以来両儀式と出会っておらず、志貴にとってそれはもはや過去の記憶であったが、少なくても過去の記憶でも両儀式の腹部は膨らんでいなかった。
「え、えええっ!!こ、子供!?な、なんで!!?」
というか、まさか一度殺しあった女性が妊娠している姿に遠野志貴はただただ驚愕した。
「ん?ああ、これは……その。
まぁ、そういうことだ…………」
志貴の驚きに両儀式は恥ずかしげに答えた。
誰とは口では言わないが、恐らく黒桐幹也であろうことは志貴も想像できた。
「えっと、その。おめでとうございます」
「お、おう。
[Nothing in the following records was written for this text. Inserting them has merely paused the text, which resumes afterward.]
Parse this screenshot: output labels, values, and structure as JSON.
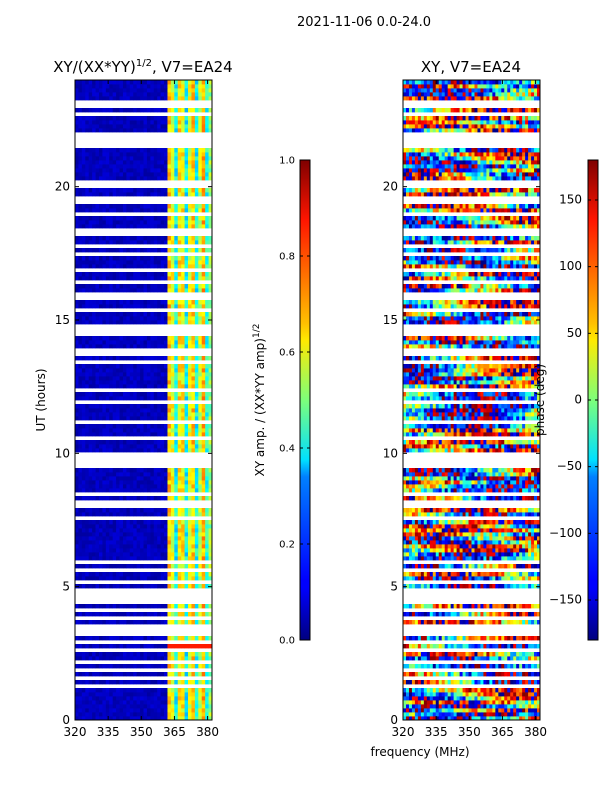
{
  "chart_data": {
    "type": "heatmap",
    "suptitle": "2021-11-06 0.0-24.0",
    "shared_xlabel": "frequency (MHz)",
    "panels": [
      {
        "id": "amp",
        "title": "XY/(XX*YY)",
        "title_superscript": "1/2",
        "title_suffix": ", V7=EA24",
        "ylabel": "UT (hours)",
        "xlim": [
          320,
          382
        ],
        "ylim": [
          0,
          24
        ],
        "xticks": [
          320,
          335,
          350,
          365,
          380
        ],
        "yticks": [
          0,
          5,
          10,
          15,
          20
        ],
        "colorbar": {
          "label_main": "XY amp. / (XX*YY amp)",
          "label_superscript": "1/2",
          "range": [
            0.0,
            1.0
          ],
          "ticks": [
            "0.0",
            "0.2",
            "0.4",
            "0.6",
            "0.8",
            "1.0"
          ],
          "tick_values": [
            0.0,
            0.2,
            0.4,
            0.6,
            0.8,
            1.0
          ],
          "colormap": "jet"
        },
        "description": "Mostly low values (deep blue) below 360 MHz; elevated values (cyan-yellow) in 362-382 MHz band with vertical stripes; white gaps are flagged times",
        "band_hot_mhz": [
          362,
          382
        ]
      },
      {
        "id": "phase",
        "title": "XY, V7=EA24",
        "xlim": [
          320,
          382
        ],
        "ylim": [
          0,
          24
        ],
        "xticks": [
          320,
          335,
          350,
          365,
          380
        ],
        "yticks": [
          0,
          5,
          10,
          15,
          20
        ],
        "colorbar": {
          "label_main": "phase (deg)",
          "range": [
            -180,
            180
          ],
          "ticks": [
            "150",
            "100",
            "50",
            "0",
            "−50",
            "−100",
            "−150"
          ],
          "tick_values": [
            150,
            100,
            50,
            0,
            -50,
            -100,
            -150
          ],
          "colormap": "jet"
        },
        "description": "Noisy phase across full band; phase wraps between -180 and 180 degrees with horizontal bands; white gaps are flagged times"
      }
    ],
    "flagged_gap_hours": [
      23.1,
      22.7,
      21.9,
      21.6,
      20.1,
      19.5,
      19.0,
      18.3,
      17.8,
      17.5,
      16.9,
      16.4,
      15.9,
      15.4,
      14.7,
      14.5,
      13.8,
      13.4,
      12.4,
      11.9,
      11.2,
      10.6,
      9.9,
      9.6,
      8.5,
      8.1,
      7.6,
      5.9,
      5.6,
      5.2,
      4.8,
      4.5,
      4.1,
      3.8,
      3.5,
      3.3,
      2.9,
      2.6,
      2.2,
      1.9,
      1.6,
      1.3
    ]
  }
}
どうも」
志貴は曲りなりとも殺しあった人物と再会し内心混乱状態であった。
が、次に志貴の口から出た言葉はごく普通の祝いの言葉である。
正直な所、色々ありすぎて何を言えばいいか分からなかったためである。
両儀式も自分と同属で嫌悪する相手と遭遇してどう反応すればいいか分からなかった。
前程殺す気もないこともあり、ゆえに、両儀式は志貴の祝辞をぎこちなく受け取った。
「あの……」
「……なんだ?」
「あ、な、何でもありません」
「そうか」
「………………」
「………………」
お互い会話の糸口が見つからずに微妙な空気が流れる。
そもそも、お互いは一度本気で殺しあった仲であり、これで会話をしろと言われて出来るほうがおかしい。
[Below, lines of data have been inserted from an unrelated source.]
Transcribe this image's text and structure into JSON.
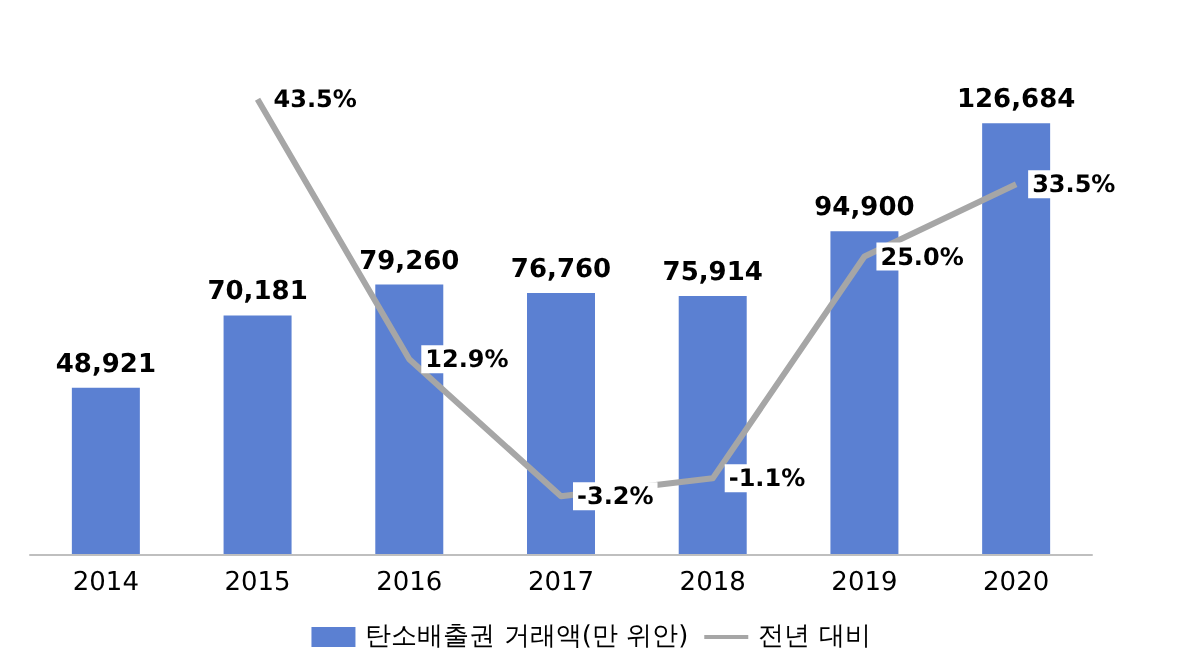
{
  "chart_data": {
    "type": "bar",
    "categories": [
      "2014",
      "2015",
      "2016",
      "2017",
      "2018",
      "2019",
      "2020"
    ],
    "series": [
      {
        "name": "탄소배출권 거래액(만 위안)",
        "color": "#5b80d2",
        "values": [
          48921,
          70181,
          79260,
          76760,
          75914,
          94900,
          126684
        ],
        "value_labels": [
          "48,921",
          "70,181",
          "79,260",
          "76,760",
          "75,914",
          "94,900",
          "126,684"
        ]
      },
      {
        "name": "전년 대비",
        "type": "line",
        "axis": "y2",
        "color": "#a6a6a6",
        "values": [
          null,
          43.5,
          12.9,
          -3.2,
          -1.1,
          25.0,
          33.5
        ],
        "value_labels": [
          null,
          "43.5%",
          "12.9%",
          "-3.2%",
          "-1.1%",
          "25.0%",
          "33.5%"
        ]
      }
    ],
    "legend": "bottom",
    "tick_labels": "x",
    "grid": false,
    "marker": "none"
  }
}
居心地の悪さを2人は覚え、どうしたものかと途方に暮れていた時にこの空気を破る乱入者が登場した。
「おいおい、あんまり騒がないでくれないか?
早朝とはいえ、曲りなりとも商売をやっている身からすると堪らないからな」
「ああ、すまない士郎君……あれ?」
志貴が衛宮士郎に謝罪を述べるつもりで声の方角に顔を向けたが、一瞬戸惑う。
なぜなら声の人物は黒い肌、というよりも顔面全体に施された何らかの模様を描いた刺青姿という異様であった。
口調も違う、だがにも関わらず背丈や服装は直前まで会話をしていた衛宮士郎そのものであった。
が、同時に志貴は自分の体がまるでロアやネロと出会った時のような興奮を感じている事実に驚く。
しかも、気づいたら手はポケットにあるナイフを握っていた。
「……今度は悪魔か。あのアーパー吸血鬼といい、いつからアーネンエルベは魔窟になったんだ?」
両儀式が呆れと嫌悪を滲ませた言葉を呟く。
慌ててナイフから手を離した志貴は彼女の言葉に納得した。
目の前にいるのは自身に流れる血が拒む魔そのものであったからだ。
「おうおう、ここはそんな常識が通用する所じゃないからな」
両儀式の嫌そうな言葉に悪魔を嬉々と反応を示す。
そして衛宮士郎の身を借りて現界した悪魔はニヤリと、オリジナルなら絶対浮かべない笑みを浮かべた。